Widerstand gegen einen Zwangsverkauf der Energienetze kommt aus Deutschland und Frankreich. Nach Ansicht von Wirtschaftsminister Michael Glos (CSU) würde ein solcher Schritt vor allem die deutschen Versorger treffen. Der deutsche Ansatz, für mehr Wettbewerb und einen diskriminierungsfreien Zugang zum Strom- und Gasnetz zu sorgen, sei aus Kosten- und Effizienzgründen die bessere Lösung, argumentiert er.

"Der Entzug der Verfügbarkeit über eigene Produktionsmittel erfüllt den Tatbestand der Enteignung und ist unserer sozialen Marktwirtschaft absolut systemfremd. Gleichzeitig besteht die Gefahr, dass zukünftig nicht mehr in ausreichendem Maße Investitionen in die Netze getätigt werden, wenn im Nachhinein eine Enteignung durch staatliche Eingriffe droht. Dies wird zu einer schlechteren Versorgungsqualität führen", kommentiert BGW-Präsident Michael G. Feist die Kommissions-Vorschläge zur Entflechtung. "Mit einer neuen europäischen Regulierungsbehörde besteht die Gefahr einer weiteren Zentralisierung und Bürokratisierung durch Brüssel. Deutschland würde damit weiter an energiepolitischer Kompetenz verlieren“, so Feist weiter. Damit würde der Wettbewerb durch Europa nicht gefördert, sondern behindert.

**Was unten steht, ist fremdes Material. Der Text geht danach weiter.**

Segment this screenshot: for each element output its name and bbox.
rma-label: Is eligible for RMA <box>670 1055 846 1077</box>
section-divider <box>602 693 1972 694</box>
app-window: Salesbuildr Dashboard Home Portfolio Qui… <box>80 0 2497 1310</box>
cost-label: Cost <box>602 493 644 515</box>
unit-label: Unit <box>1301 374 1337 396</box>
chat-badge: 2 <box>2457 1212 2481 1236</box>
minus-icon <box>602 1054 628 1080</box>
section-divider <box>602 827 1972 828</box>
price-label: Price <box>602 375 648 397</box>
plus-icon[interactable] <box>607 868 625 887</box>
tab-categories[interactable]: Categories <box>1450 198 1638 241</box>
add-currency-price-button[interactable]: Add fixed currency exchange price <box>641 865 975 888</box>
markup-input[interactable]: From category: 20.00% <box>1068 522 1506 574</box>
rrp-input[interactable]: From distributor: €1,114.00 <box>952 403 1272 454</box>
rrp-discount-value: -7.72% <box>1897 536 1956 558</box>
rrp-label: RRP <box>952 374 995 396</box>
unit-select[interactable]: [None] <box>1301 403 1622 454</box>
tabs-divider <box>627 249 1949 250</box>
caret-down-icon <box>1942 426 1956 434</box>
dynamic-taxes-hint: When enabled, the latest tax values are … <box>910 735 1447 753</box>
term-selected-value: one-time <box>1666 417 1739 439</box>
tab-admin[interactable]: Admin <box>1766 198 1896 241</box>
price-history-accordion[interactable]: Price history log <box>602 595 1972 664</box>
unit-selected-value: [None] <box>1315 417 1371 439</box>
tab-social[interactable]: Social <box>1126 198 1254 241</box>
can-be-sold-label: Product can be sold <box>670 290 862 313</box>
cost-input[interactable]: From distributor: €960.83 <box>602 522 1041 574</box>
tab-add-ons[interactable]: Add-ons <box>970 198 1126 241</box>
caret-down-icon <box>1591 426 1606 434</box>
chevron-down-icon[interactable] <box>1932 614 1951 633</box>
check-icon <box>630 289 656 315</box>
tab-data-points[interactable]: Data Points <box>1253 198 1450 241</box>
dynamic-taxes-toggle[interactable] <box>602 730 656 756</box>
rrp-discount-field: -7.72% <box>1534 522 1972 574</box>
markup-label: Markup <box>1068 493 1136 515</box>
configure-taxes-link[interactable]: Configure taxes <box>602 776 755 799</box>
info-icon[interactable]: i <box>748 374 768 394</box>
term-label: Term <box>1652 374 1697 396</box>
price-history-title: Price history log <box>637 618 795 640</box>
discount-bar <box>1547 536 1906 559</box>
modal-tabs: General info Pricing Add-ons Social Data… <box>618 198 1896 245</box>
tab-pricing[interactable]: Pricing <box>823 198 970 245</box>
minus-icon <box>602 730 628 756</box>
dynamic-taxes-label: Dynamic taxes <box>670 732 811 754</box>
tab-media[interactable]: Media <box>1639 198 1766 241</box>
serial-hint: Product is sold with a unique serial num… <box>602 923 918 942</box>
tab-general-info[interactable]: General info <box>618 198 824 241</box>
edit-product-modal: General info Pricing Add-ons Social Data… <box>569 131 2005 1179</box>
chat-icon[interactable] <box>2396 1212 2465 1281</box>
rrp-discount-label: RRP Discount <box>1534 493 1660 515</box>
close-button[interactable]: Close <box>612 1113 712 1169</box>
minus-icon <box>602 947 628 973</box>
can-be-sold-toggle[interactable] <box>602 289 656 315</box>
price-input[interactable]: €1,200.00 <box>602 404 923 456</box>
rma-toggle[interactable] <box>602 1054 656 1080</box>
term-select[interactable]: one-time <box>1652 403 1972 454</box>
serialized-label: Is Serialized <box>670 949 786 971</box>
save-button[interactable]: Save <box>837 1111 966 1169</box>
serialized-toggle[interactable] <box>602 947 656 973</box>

"Die EU-Kommission treibt den staatlichen Interventionismus auf die Spitze", kritisiert Michael Schöneich, Hauptgeschäftsführer des Verbandes kommunaler Unternehmen (VKU) die Brüssele Vorschläge. "Die Kommission sollte erst einmal abwarten, bis die Energiewirtschaft die jetzt geltenden Regelungen für die zweite Phase der Energiemarktliberalisierung in die Praxis umgesetzt hat, bevor sie ein weiteres Mal an der Regulierungsspirale dreht", so Schöneich.

Der Bundesverband der Energie-Abnehmer (VEA) sieht sich dagegen bestätigt. Der Verband fordert von der Bundesregierung, sich für eine vollkommene Trennung von Produktion und Netzbetrieb als unverzichtbare Voraussetzung für die Öffnung der europäischen Energiemärkte auszusprechen. Die EU-Staats- und Regierungschefs sollen im März über konkrete Maßnahmen entscheiden. "Konzerne, die sowohl Energienetze als auch Kraftwerke kontrollieren, missbrauchen ihre Marktmacht und diskriminieren Wettbewerber", erklärt Manfred Panitz, geschäftsführendes Vorstandsmitglied des VEA. "Sie sind das Haupthindernis für den geplanten Abschluss des europäischen Energie-Binnenmarkts."